Kraft Foods, LLC has been selling cheese under the “Cracker Barrel” trademark since 1954. Meanwhile, Cracker Barrel Old Country Store, Inc., founded in 1969, operates a national chain of 621 “Cracker Barrel” roadside restaurants. For more than 40 years, the two “Cracker Barrel” trademarks have peaceably co-existed. Until now.
Last week, Kraft Foods filed a complaint against Cracker Barrel Old Country Store in U.S. District Court for the Northern District of Illinois alleging trademark infringement. It seems the restaurant chain signed a license agreement with John Morrell Food Group, a subsidiary of Kraft’s rival, Smithfield Foods, in November. Pursuant to that agreement, John Morrell Food Group will produce and sell a line of food products, such as “ham, bacon, assorted lunch meats, glazes, jerky and summer sausage” through grocery, club stores and mass merchandisers under the “Cracker Barrel” trademark. What’s more, Cracker Barrel filed several trademark applications to register the “Cracker Barrel Old Country Store” mark (in both standard characters and as part of a design mark) for those licensed products, as well as for a variety of other food products, including oatmeal, muffin mixes, lemonade and iced tea, on an intent-to-use basis.
This is not Cracker Barrel’s first foray into the retail food market. In addition to serving tender vittles to road-weary travelers, the company also sell mixes, candies, preserves, sauces and syrups under the “Cracker Barrel” trademark in shops adjacent to the eateries and online. Nevertheless, according to Kraft’s complaint, Cracker Barrel’s proposed expansion “threaten[s] to destroy the substantial good will that Kraft has created in its Cracker Barrel trademark, and to create significant confusion and cannot be permitted.”

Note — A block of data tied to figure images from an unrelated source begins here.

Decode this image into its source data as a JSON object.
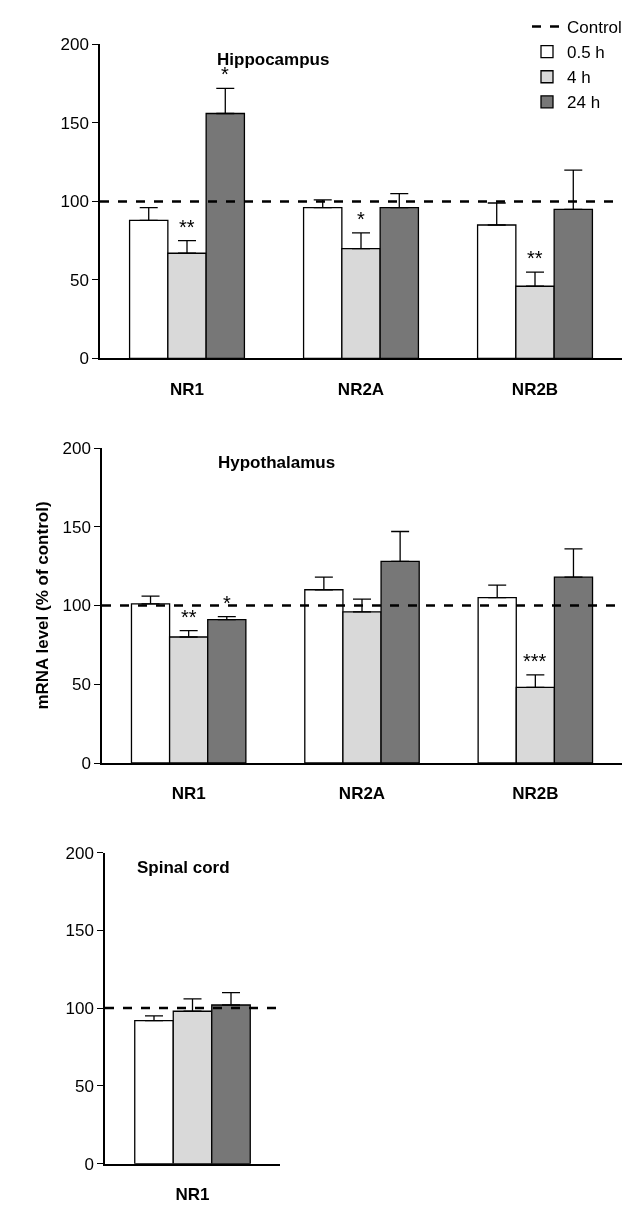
{
  "chart_data": [
    {
      "type": "bar",
      "title": "Hippocampus",
      "categories": [
        "NR1",
        "NR2A",
        "NR2B"
      ],
      "ylim": [
        0,
        200
      ],
      "yticks": [
        0,
        50,
        100,
        150,
        200
      ],
      "legend": "top right",
      "ref_lines": [
        {
          "axis": "y",
          "value": 100,
          "label": "Control",
          "color": "#000000",
          "line_style": "dashed"
        }
      ],
      "series": [
        {
          "name": "0.5 h",
          "color": "#ffffff",
          "values": [
            88,
            96,
            85
          ],
          "errors": [
            [
              88,
              96
            ],
            [
              96,
              101
            ],
            [
              85,
              99
            ]
          ],
          "value_labels": [
            null,
            null,
            null
          ]
        },
        {
          "name": "4 h",
          "color": "#d9d9d9",
          "values": [
            67,
            70,
            46
          ],
          "errors": [
            [
              67,
              75
            ],
            [
              70,
              80
            ],
            [
              46,
              55
            ]
          ],
          "value_labels": [
            "**",
            "*",
            "**"
          ]
        },
        {
          "name": "24 h",
          "color": "#777777",
          "values": [
            156,
            96,
            95
          ],
          "errors": [
            [
              156,
              172
            ],
            [
              96,
              105
            ],
            [
              95,
              120
            ]
          ],
          "value_labels": [
            "*",
            null,
            null
          ]
        }
      ]
    },
    {
      "type": "bar",
      "title": "Hypothalamus",
      "ylabel": "mRNA level (% of control)",
      "categories": [
        "NR1",
        "NR2A",
        "NR2B"
      ],
      "ylim": [
        0,
        200
      ],
      "yticks": [
        0,
        50,
        100,
        150,
        200
      ],
      "ref_lines": [
        {
          "axis": "y",
          "value": 100,
          "color": "#000000",
          "line_style": "dashed"
        }
      ],
      "series": [
        {
          "color": "#ffffff",
          "values": [
            101,
            110,
            105
          ],
          "errors": [
            [
              101,
              106
            ],
            [
              110,
              118
            ],
            [
              105,
              113
            ]
          ],
          "value_labels": [
            null,
            null,
            null
          ]
        },
        {
          "color": "#d9d9d9",
          "values": [
            80,
            96,
            48
          ],
          "errors": [
            [
              80,
              84
            ],
            [
              96,
              104
            ],
            [
              48,
              56
            ]
          ],
          "value_labels": [
            "**",
            null,
            "***"
          ]
        },
        {
          "color": "#777777",
          "values": [
            91,
            128,
            118
          ],
          "errors": [
            [
              91,
              93
            ],
            [
              128,
              147
            ],
            [
              118,
              136
            ]
          ],
          "value_labels": [
            "*",
            null,
            null
          ]
        }
      ]
    },
    {
      "type": "bar",
      "title": "Spinal cord",
      "categories": [
        "NR1"
      ],
      "ylim": [
        0,
        200
      ],
      "yticks": [
        0,
        50,
        100,
        150,
        200
      ],
      "ref_lines": [
        {
          "axis": "y",
          "value": 100,
          "color": "#000000",
          "line_style": "dashed"
        }
      ],
      "series": [
        {
          "color": "#ffffff",
          "values": [
            92
          ],
          "errors": [
            [
              92,
              95
            ]
          ]
        },
        {
          "color": "#d9d9d9",
          "values": [
            98
          ],
          "errors": [
            [
              98,
              106
            ]
          ]
        },
        {
          "color": "#777777",
          "values": [
            102
          ],
          "errors": [
            [
              102,
              110
            ]
          ]
        }
      ]
    }
  ]
}
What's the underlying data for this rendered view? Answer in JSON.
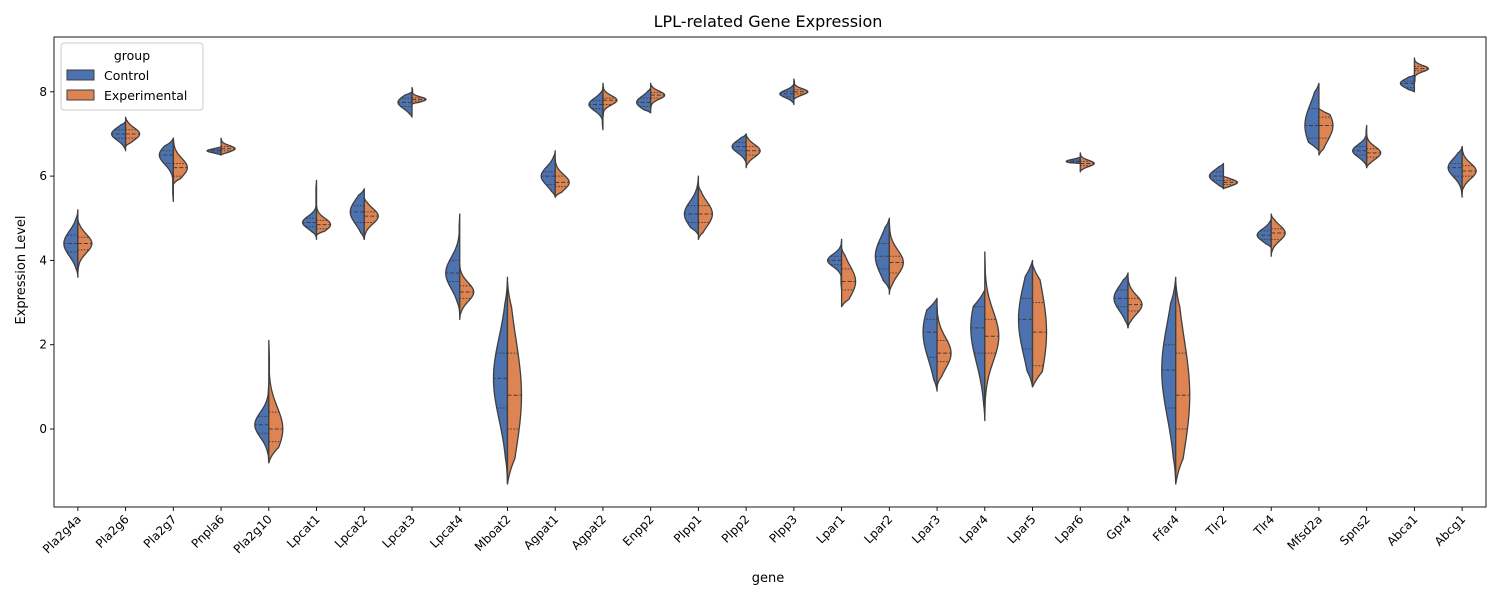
{
  "chart_data": {
    "type": "violin",
    "title": "LPL-related Gene Expression",
    "xlabel": "gene",
    "ylabel": "Expression Level",
    "ylim": [
      -1.85,
      9.3
    ],
    "yticks": [
      0,
      2,
      4,
      6,
      8
    ],
    "grid": false,
    "split": true,
    "inner": "quartile",
    "legend": {
      "title": "group",
      "position": "top-left",
      "entries": [
        {
          "name": "Control",
          "color": "#4c72b0"
        },
        {
          "name": "Experimental",
          "color": "#dd8452"
        }
      ]
    },
    "categories": [
      "Pla2g4a",
      "Pla2g6",
      "Pla2g7",
      "Pnpla6",
      "Pla2g10",
      "Lpcat1",
      "Lpcat2",
      "Lpcat3",
      "Lpcat4",
      "Mboat2",
      "Agpat1",
      "Agpat2",
      "Enpp2",
      "Plpp1",
      "Plpp2",
      "Plpp3",
      "Lpar1",
      "Lpar2",
      "Lpar3",
      "Lpar4",
      "Lpar5",
      "Lpar6",
      "Gpr4",
      "Ffar4",
      "Tlr2",
      "Tlr4",
      "Mfsd2a",
      "Spns2",
      "Abca1",
      "Abcg1"
    ],
    "series": [
      {
        "name": "Control",
        "color": "#4c72b0",
        "min": [
          3.6,
          6.6,
          5.4,
          6.5,
          -0.8,
          4.5,
          4.5,
          7.4,
          2.7,
          -1.3,
          5.5,
          7.1,
          7.5,
          4.6,
          6.3,
          7.7,
          3.3,
          3.3,
          0.9,
          0.2,
          1.0,
          6.3,
          2.4,
          -1.3,
          5.7,
          4.3,
          6.6,
          6.2,
          8.0,
          5.5
        ],
        "q1": [
          4.2,
          6.9,
          6.3,
          6.57,
          -0.1,
          4.8,
          4.9,
          7.65,
          3.5,
          0.5,
          5.8,
          7.6,
          7.65,
          4.9,
          6.6,
          7.88,
          3.9,
          3.8,
          1.7,
          1.8,
          1.9,
          6.32,
          2.9,
          0.5,
          5.9,
          4.5,
          6.9,
          6.5,
          8.1,
          6.0
        ],
        "median": [
          4.4,
          7.0,
          6.5,
          6.6,
          0.1,
          4.9,
          5.15,
          7.75,
          3.7,
          1.2,
          6.0,
          7.7,
          7.75,
          5.1,
          6.7,
          7.95,
          4.0,
          4.1,
          2.3,
          2.4,
          2.6,
          6.35,
          3.1,
          1.4,
          6.0,
          4.6,
          7.2,
          6.6,
          8.2,
          6.2
        ],
        "q3": [
          4.6,
          7.1,
          6.6,
          6.63,
          0.3,
          5.0,
          5.3,
          7.85,
          4.0,
          1.8,
          6.1,
          7.8,
          7.85,
          5.3,
          6.8,
          8.0,
          4.1,
          4.4,
          2.6,
          2.9,
          3.1,
          6.38,
          3.3,
          2.0,
          6.1,
          4.7,
          7.6,
          6.7,
          8.25,
          6.3
        ],
        "max": [
          5.2,
          7.3,
          6.9,
          6.7,
          1.1,
          5.9,
          5.7,
          8.0,
          5.1,
          3.6,
          6.6,
          8.1,
          8.1,
          6.0,
          7.0,
          8.2,
          4.5,
          5.0,
          3.1,
          3.3,
          4.0,
          6.45,
          3.7,
          3.6,
          6.3,
          5.0,
          8.2,
          7.2,
          8.4,
          6.7
        ]
      },
      {
        "name": "Experimental",
        "color": "#dd8452",
        "min": [
          3.7,
          6.7,
          5.8,
          6.5,
          -0.8,
          4.6,
          4.5,
          7.7,
          2.6,
          -1.3,
          5.5,
          7.4,
          7.6,
          4.5,
          6.2,
          7.8,
          2.9,
          3.2,
          1.0,
          0.3,
          1.0,
          6.1,
          2.4,
          -1.3,
          5.7,
          4.1,
          6.5,
          6.2,
          8.2,
          5.6
        ],
        "q1": [
          4.25,
          6.9,
          6.0,
          6.6,
          -0.3,
          4.75,
          4.9,
          7.78,
          3.1,
          0.0,
          5.75,
          7.7,
          7.85,
          4.9,
          6.5,
          7.95,
          3.3,
          3.7,
          1.6,
          1.8,
          1.5,
          6.25,
          2.8,
          0.0,
          5.8,
          4.5,
          6.9,
          6.45,
          8.5,
          6.0
        ],
        "median": [
          4.4,
          7.0,
          6.2,
          6.65,
          0.0,
          4.85,
          5.05,
          7.82,
          3.25,
          0.8,
          5.85,
          7.8,
          7.92,
          5.1,
          6.6,
          8.0,
          3.5,
          3.95,
          1.8,
          2.2,
          2.3,
          6.3,
          2.95,
          0.8,
          5.85,
          4.65,
          7.2,
          6.55,
          8.55,
          6.12
        ],
        "q3": [
          4.55,
          7.1,
          6.3,
          6.7,
          0.4,
          4.95,
          5.15,
          7.86,
          3.4,
          1.8,
          6.0,
          7.85,
          7.98,
          5.3,
          6.7,
          8.05,
          3.8,
          4.1,
          2.1,
          2.6,
          3.0,
          6.35,
          3.1,
          1.8,
          5.9,
          4.75,
          7.4,
          6.65,
          8.6,
          6.25
        ],
        "max": [
          5.0,
          7.4,
          6.9,
          6.9,
          2.1,
          5.3,
          5.5,
          8.1,
          3.9,
          3.5,
          6.4,
          8.2,
          8.2,
          5.8,
          7.0,
          8.3,
          4.3,
          4.9,
          2.9,
          4.2,
          3.9,
          6.55,
          3.6,
          3.5,
          6.0,
          5.1,
          7.6,
          7.0,
          8.8,
          6.7
        ]
      }
    ]
  }
}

At first blush, it would seem that Kraft is out of luck. If there were such a substantial likelihood of confusion between the two trademarks, how have they managed to co-exist over the past four decades and why didn’t Kraft object before? Yet, Kraft may well prevail here—or at least manage to negotiate a favorable settlement—based on the fact that the restaurant chain’s plans for expansion will encroach on channels of distribution (i.e., third party retail food channels, such as grocery stores) that had previously been exclusive to Kraft.
When analyzing whether a likelihood of confusion exists, courts will consider a number of factors, in addition to the similarities between trademarks themselves. District courts in the Seventh Circuit, such as the District Court of the Northern District of Illinois, typically consider the following seven factors:
(1) the degree of similarity between the marks in appearance and suggestion;
(2) the similarity of the products for which the name is used;
(3) the area and manner of concurrent use;
(4) the degree of care likely to be exercised by consumers;
(5) the strength of the complainant’s mark;
(6) actual confusion; and
(7) an intent on the part of the alleged infringer to palm off his products as those of another.
Helene Curtis Industries, Inc. v. Church & Dwight Co., 560 F.2d 1325, 1330 (7th Cir. 1977), cert. denied, 434 U.S. 1070 (1978);
see also
AutoZone, Inc. v. Strick, 543 F.3d 923, 929 (7th Cir. 2008).
Where, as here, Cracker Barrel’s prior area and manner of concurrent use of the “Cracker Barrel” trademark was limited to only a few types of food products sold exclusively through its own retail outlets, this third factor may be sufficient to tip the scales of justice in favor of Kraft.
The case is Kraft Foods Group Brands LLC v. Cracker Barrel Old Country Store Inc., Case No. 13-cv-00780, U.S. District Court, Northern District of Illinois.